A New View on Compensation....continued
By Danice Kowalczyk, Managing Partner, Laurence Simons, North America
Danice Kowalczyk launched Laurence Simons’ New York office in 2010 and is the Managing Partner for North America. Prior to Danice joining Laurence Simons, she gained a solid foundation as an attorney with White & Case, as well as serving as Managing Director for a top legal recruiting firm in the US.
[To read Part A, click here]
Part B - Partner & Associate Compensation
Compensation discussions at the partner level within law firms have taken a similar spin as at the in-house level. Very often, we start talking finances before a partner even gets in the door. This is new. Previously, we would start with the resume, perhaps coffee between the partner moving and the partnership team hiring at a given firm, a follow up meeting, a hiring committee meeting, and the offer stage -- where compensation is discussed and financials are reviewed. It is now the exact opposite. Before a partner even gets past a new firm's threshold, that firm will want to see financials -- very often referred to as "historicals."
These historicals represent the partner's performance in terms of business development over the last three to five years. So, we are looking at client names, client numbers, the type of business brought in, the partner or team working on it, and the full logistical breakdown of that partner's given practice. For many partners, this feels intrusive and, in some regards, it is. However, firms are not entertaining partner interviews unless they feel they have a partner in front of them with a solid book of business and, likewise, a partner whom they feel warrants a significant compensation package. Once historicals are reviewed and the firm is satisfied, and the general manner in which such firm pays its partners is acceptable to the candidate, then we move to the interview stage.
Successful partner candidates know this, and they come with their financials as soon as they walk in my door. They also come with an open-mind as to what type of compensation package will suit them. Some partners love eat-what-you-killl; some hate it. Some find such an arrangement energising; others find it belittling. Likewise, some partners prefer to work under a scheme with multiple percentage breakdowns on top of a base compensation; others want a more simplistic scheme.
Whatever the goal, the most successful partner candidates come prepared with their financials, and they are clear about what motivates them in terms of a compensation scheme. More so, they are eager to get through the financial discussions right from the get go so that they can move on to the interview setting. This approach saves candidates' time, and it also saves firms' time because we clear two major hurdles immediately. Again, successful partner candidates know that compensation discussions and related dialogue as to portables must be addressed at the gate. They want it that way, and so do the firms, and both sides win when this clarity is at hand.
What about associates?

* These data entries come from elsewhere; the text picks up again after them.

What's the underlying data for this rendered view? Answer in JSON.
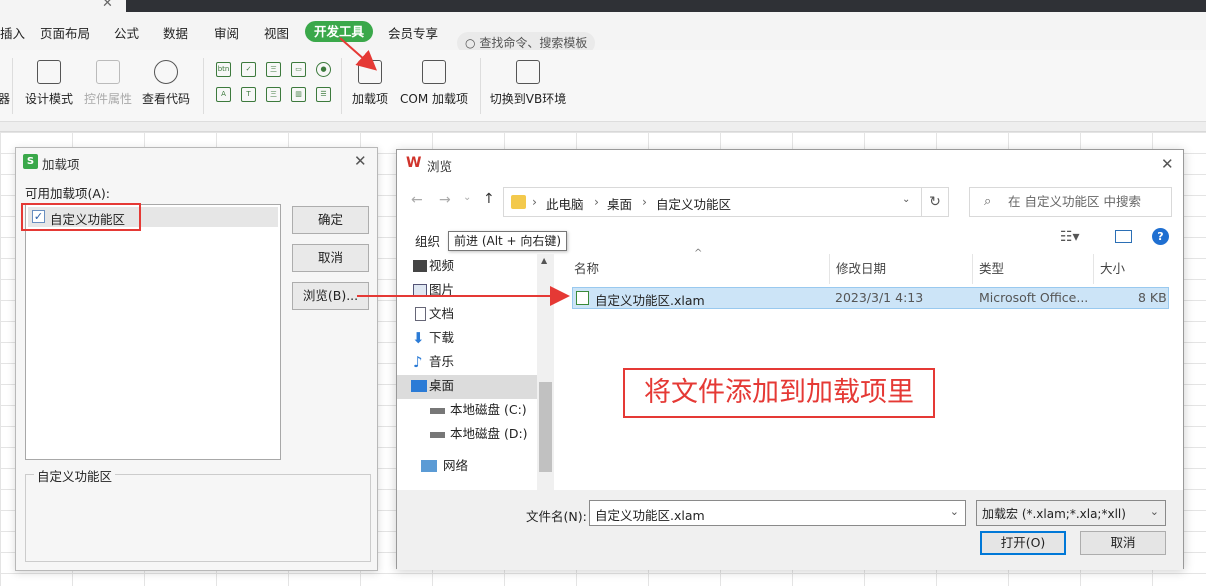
{
  "menubar": {
    "items": [
      "插入",
      "页面布局",
      "公式",
      "数据",
      "审阅",
      "视图",
      "开发工具",
      "会员专享"
    ],
    "active": "开发工具",
    "search_placeholder": "查找命令、搜索模板"
  },
  "ribbon": {
    "partial_left": "器",
    "design_mode": "设计模式",
    "control_props": "控件属性",
    "view_code": "查看代码",
    "addins": "加载项",
    "com_addins": "COM 加载项",
    "switch_vb": "切换到VB环境",
    "small_icons": [
      "btn",
      "✓",
      "三",
      "▭",
      "●",
      "A",
      "T",
      "三",
      "▥",
      "☰"
    ]
  },
  "addins_dialog": {
    "title": "加载项",
    "available_label": "可用加载项(A):",
    "items": [
      {
        "label": "自定义功能区",
        "checked": true
      }
    ],
    "ok": "确定",
    "cancel": "取消",
    "browse": "浏览(B)...",
    "group_title": "自定义功能区"
  },
  "browse_dialog": {
    "title": "浏览",
    "breadcrumb": [
      "此电脑",
      "桌面",
      "自定义功能区"
    ],
    "search_placeholder": "在 自定义功能区 中搜索",
    "organize": "组织",
    "tooltip": "前进 (Alt + 向右键)",
    "tree": [
      "视频",
      "图片",
      "文档",
      "下载",
      "音乐",
      "桌面",
      "本地磁盘 (C:)",
      "本地磁盘 (D:)",
      "网络"
    ],
    "selected_tree": "桌面",
    "columns": {
      "name": "名称",
      "modified": "修改日期",
      "type": "类型",
      "size": "大小"
    },
    "files": [
      {
        "name": "自定义功能区.xlam",
        "modified": "2023/3/1 4:13",
        "type": "Microsoft Office...",
        "size": "8 KB"
      }
    ],
    "filename_label": "文件名(N):",
    "filename_value": "自定义功能区.xlam",
    "filetype": "加载宏 (*.xlam;*.xla;*xll)",
    "open": "打开(O)",
    "cancel": "取消"
  },
  "annotation": "将文件添加到加载项里",
  "colors": {
    "accent_green": "#3aa84a",
    "annot_red": "#e53935",
    "selection_blue": "#cce4f7"
  }
}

Do they have a say in this discussion since they are, very often, much more junior to the above individuals? If you are an associate with a lockstep firm, you are obviously locked in to a given compensation bracket. Hence, the utility of the discussion above is limited for now until you move up in the ranks and age out of lockstep or move on to an in-house or non-lockstep firm role. However, if you are an associate in a non-lockstep firm, the overriding rule remains true: the market will dictate your value today at a base level.
If you think you are worth more, be clear about why. Your defense cannot be based purely on experience or years. Instead, you need to be thinking about what you are bringing to the firm today. How do you add immediate value or future value. Think in terms of numbers and pretend you are running a business. If you owned a business in today's economy, and you had a set budget in front of you, would YOU hire YOU? If so, what would YOU be worth? Step outside of yourself when having this discussion so you can see things clearly and approach the compensation discussion from that vantage point. Don't be afraid of these conversations at non-lockstep firms. Having a keen opinion as to your worth, as dictated by a clear eye on what the market dictates for someone like you, will result in the right type of compensation discussion today -- and one that you needn't fear.
As for associates going from a law firm to in-house, the discussion had in Part A of this blog dialogue is applicable. Follow the same rules but keep in mind that if you are coming from a Big Firm, your pay is likely higher now than it will be in-house (not always, but most of the time). So, prepare yourself for a pay cut and make sure it makes sense for you. If you can't convince yourself, you won't convince a new employer.
In summary, successful candidates know that compensation discussions at the get-go are critical in today's market and how you handle them can streamline your path to success or create a further hurdle. It's a numbers game -- now so more than ever. Be aware of this fact, embrace it, and take control of your future opportunities.